Rubber producers expected to sign new price pact
Rubber producers expected to sign new price pact
SINGAPORE (AFP): Asia's key rubber producers opened annual talks here yesterday amid optimism they would sign and ratify a new global price stabilization agreement ahead of a December deadline.
Failure by producers and consumers to sign the third International Natural Rubber Agreement (INRA) hammered out in Geneva in February would liquidate the current pact expiring on Dec.28, industry officials said.
"I understand that the ANRPC member countries are seriously considering the signing and ratification of INRA 1995," said J. Lalithambika, secretary-general of the Association of Natural Rubber Producing Countries (ANRPC).
Asked how Asian producers viewed the proposed agreement, she said: "It's a political decision."
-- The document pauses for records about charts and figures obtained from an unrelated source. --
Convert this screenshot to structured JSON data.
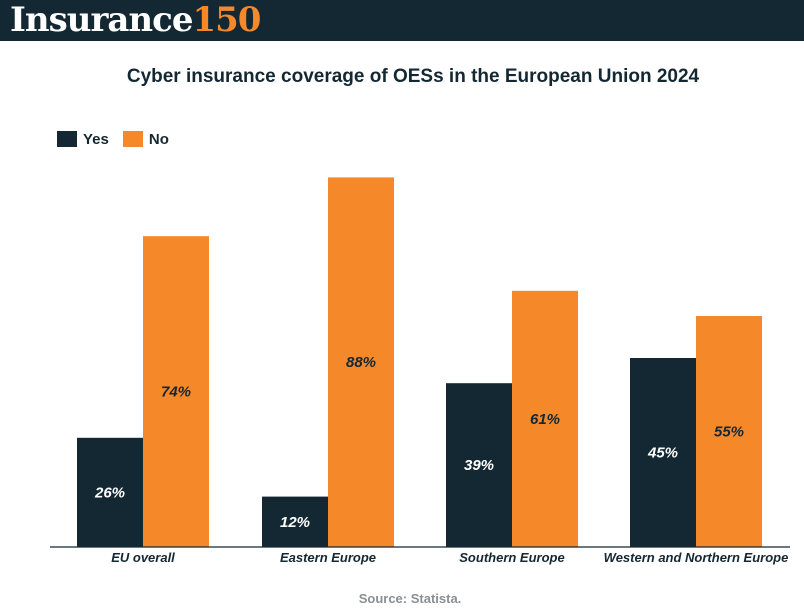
{
  "header": {
    "logo_word": "Insurance",
    "logo_number": "150"
  },
  "footer": {
    "source": "Source: Statista."
  },
  "colors": {
    "header_bg": "#142833",
    "yes": "#142833",
    "no": "#f5892a"
  },
  "chart_data": {
    "type": "bar",
    "title": "Cyber insurance coverage of OESs in the European Union 2024",
    "xlabel": "",
    "ylabel": "",
    "ylim": [
      0,
      90
    ],
    "grid": false,
    "legend_position": "top-left",
    "categories": [
      "EU overall",
      "Eastern Europe",
      "Southern Europe",
      "Western and Northern Europe"
    ],
    "series": [
      {
        "name": "Yes",
        "values": [
          26,
          12,
          39,
          45
        ],
        "labels": [
          "26%",
          "12%",
          "39%",
          "45%"
        ]
      },
      {
        "name": "No",
        "values": [
          74,
          88,
          61,
          55
        ],
        "labels": [
          "74%",
          "88%",
          "61%",
          "55%"
        ]
      }
    ]
  }
}
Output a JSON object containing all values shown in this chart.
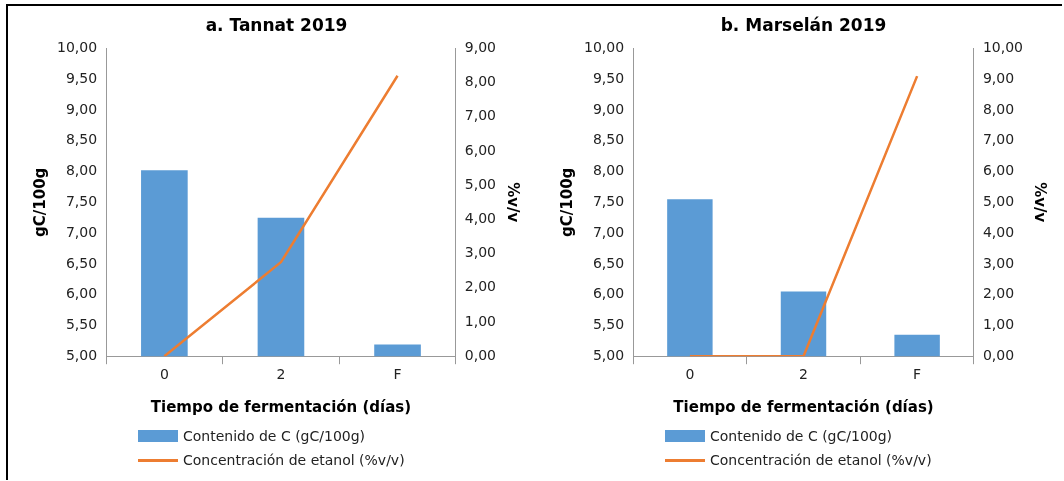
{
  "chart_data": [
    {
      "type": "bar",
      "title": "a. Tannat 2019",
      "xlabel": "Tiempo de fermentación (días)",
      "ylabel": "gC/100g",
      "y2label": "%v/v",
      "categories": [
        "0",
        "2",
        "F"
      ],
      "series": [
        {
          "name": "Contenido de C (gC/100g)",
          "color": "#5b9bd5",
          "values": [
            8.02,
            7.25,
            5.19
          ]
        },
        {
          "name": "Concentración de etanol (%v/v)",
          "type": "line",
          "axis": "y2",
          "color": "#ed7d31",
          "values": [
            0,
            2.75,
            8.2
          ]
        }
      ],
      "ylim": [
        5,
        10
      ],
      "yticks": [
        {
          "value": 5,
          "label": "5,00"
        },
        {
          "value": 5.5,
          "label": "5,50"
        },
        {
          "value": 6,
          "label": "6,00"
        },
        {
          "value": 6.5,
          "label": "6,50"
        },
        {
          "value": 7,
          "label": "7,00"
        },
        {
          "value": 7.5,
          "label": "7,50"
        },
        {
          "value": 8,
          "label": "8,00"
        },
        {
          "value": 8.5,
          "label": "8,50"
        },
        {
          "value": 9,
          "label": "9,00"
        },
        {
          "value": 9.5,
          "label": "9,50"
        },
        {
          "value": 10,
          "label": "10,00"
        }
      ],
      "y2lim": [
        0,
        9
      ],
      "y2ticks": [
        {
          "value": 0,
          "label": "0,00"
        },
        {
          "value": 1,
          "label": "1,00"
        },
        {
          "value": 2,
          "label": "2,00"
        },
        {
          "value": 3,
          "label": "3,00"
        },
        {
          "value": 4,
          "label": "4,00"
        },
        {
          "value": 5,
          "label": "5,00"
        },
        {
          "value": 6,
          "label": "6,00"
        },
        {
          "value": 7,
          "label": "7,00"
        },
        {
          "value": 8,
          "label": "8,00"
        },
        {
          "value": 9,
          "label": "9,00"
        }
      ],
      "grid": false,
      "legend": "bottom",
      "marker": "none"
    },
    {
      "type": "bar",
      "title": "b. Marselán 2019",
      "xlabel": "Tiempo de fermentación (días)",
      "ylabel": "gC/100g",
      "y2label": "%v/v",
      "categories": [
        "0",
        "2",
        "F"
      ],
      "series": [
        {
          "name": "Contenido de C (gC/100g)",
          "color": "#5b9bd5",
          "values": [
            7.55,
            6.05,
            5.35
          ]
        },
        {
          "name": "Concentración de etanol (%v/v)",
          "type": "line",
          "axis": "y2",
          "color": "#ed7d31",
          "values": [
            0,
            0,
            9.1
          ]
        }
      ],
      "ylim": [
        5,
        10
      ],
      "yticks": [
        {
          "value": 5,
          "label": "5,00"
        },
        {
          "value": 5.5,
          "label": "5,50"
        },
        {
          "value": 6,
          "label": "6,00"
        },
        {
          "value": 6.5,
          "label": "6,50"
        },
        {
          "value": 7,
          "label": "7,00"
        },
        {
          "value": 7.5,
          "label": "7,50"
        },
        {
          "value": 8,
          "label": "8,00"
        },
        {
          "value": 8.5,
          "label": "8,50"
        },
        {
          "value": 9,
          "label": "9,00"
        },
        {
          "value": 9.5,
          "label": "9,50"
        },
        {
          "value": 10,
          "label": "10,00"
        }
      ],
      "y2lim": [
        0,
        10
      ],
      "y2ticks": [
        {
          "value": 0,
          "label": "0,00"
        },
        {
          "value": 1,
          "label": "1,00"
        },
        {
          "value": 2,
          "label": "2,00"
        },
        {
          "value": 3,
          "label": "3,00"
        },
        {
          "value": 4,
          "label": "4,00"
        },
        {
          "value": 5,
          "label": "5,00"
        },
        {
          "value": 6,
          "label": "6,00"
        },
        {
          "value": 7,
          "label": "7,00"
        },
        {
          "value": 8,
          "label": "8,00"
        },
        {
          "value": 9,
          "label": "9,00"
        },
        {
          "value": 10,
          "label": "10,00"
        }
      ],
      "grid": false,
      "legend": "bottom",
      "marker": "none"
    }
  ]
}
The agreement is expected to top the agenda of the two-day talks here of the ANRPC assembly, the policy-making body of the association.
ANRPC, an inter-governmental organization, comprises India, Indonesia, Malaysia, Papua New Guinea, Singapore, Sri Lanka, Thailand.
They produce about 85 percent of the world's natural rubber.
Singapore is not a rubber producer but is a major transshipment and trading center of the commodity.
Only Malaysia, Indonesia, Thailand and Sri Lanka are among the six producer-members of the International Natural Rubber Organization (INRO) which implements the INRA agreement. The 20 consumer members in INRO are led by the European Union, the United States and Japan.
The agreement sets a minimum reference price for rubber at which the INRO buffer stock manager intervenes to buy or sell rubber in the open market to help narrow price fluctuations.
Sources said that internal bickering among key producer countries over INRO administrative issues and worries that the Republican-dominated US Congress was generally not favorable towards commodity pacts were delaying the pact's endorsement.
P.O. Thomas, a consultant with the Kuala Lumpur-based INRO, warned at the sidelines of the Singapore meeting that the natural rubber industry would face "serious problems" if INRA 1995 was not signed before the deadline.
"If they don't sign now that means they are not giving the agreement a chance to survive," he told reporters.
Thomas said there was some delay encountered by governments which had to seek cabinet or parliamentary approval of the new pact, which will be for a four-year period from the current five, with two possible 12-month extensions.
Technically, he said, the current agreement would be liquidated if INRO members did not sign the new pact.
"The agreement provides for a period of three years for liquidation but it depends on the INRO council whether they want to immediately take procedures leading to the liquidation," Thomas said.
No one has signed the pact so far but officials here said Sri Lanka has given it the go-ahead.
Natural rubber prices have moderated after reaching a six-year high earlier this year on higher demand by manufacturers and poor weather in producing areas.
The INRO daily market indicator price yesterday was 289.31 Malaysia/Singapore cents, a figure based on the average rate of the two currencies and the prices of three rubber grades covering markets in Kuala Lumpur, Singapore, London and New York.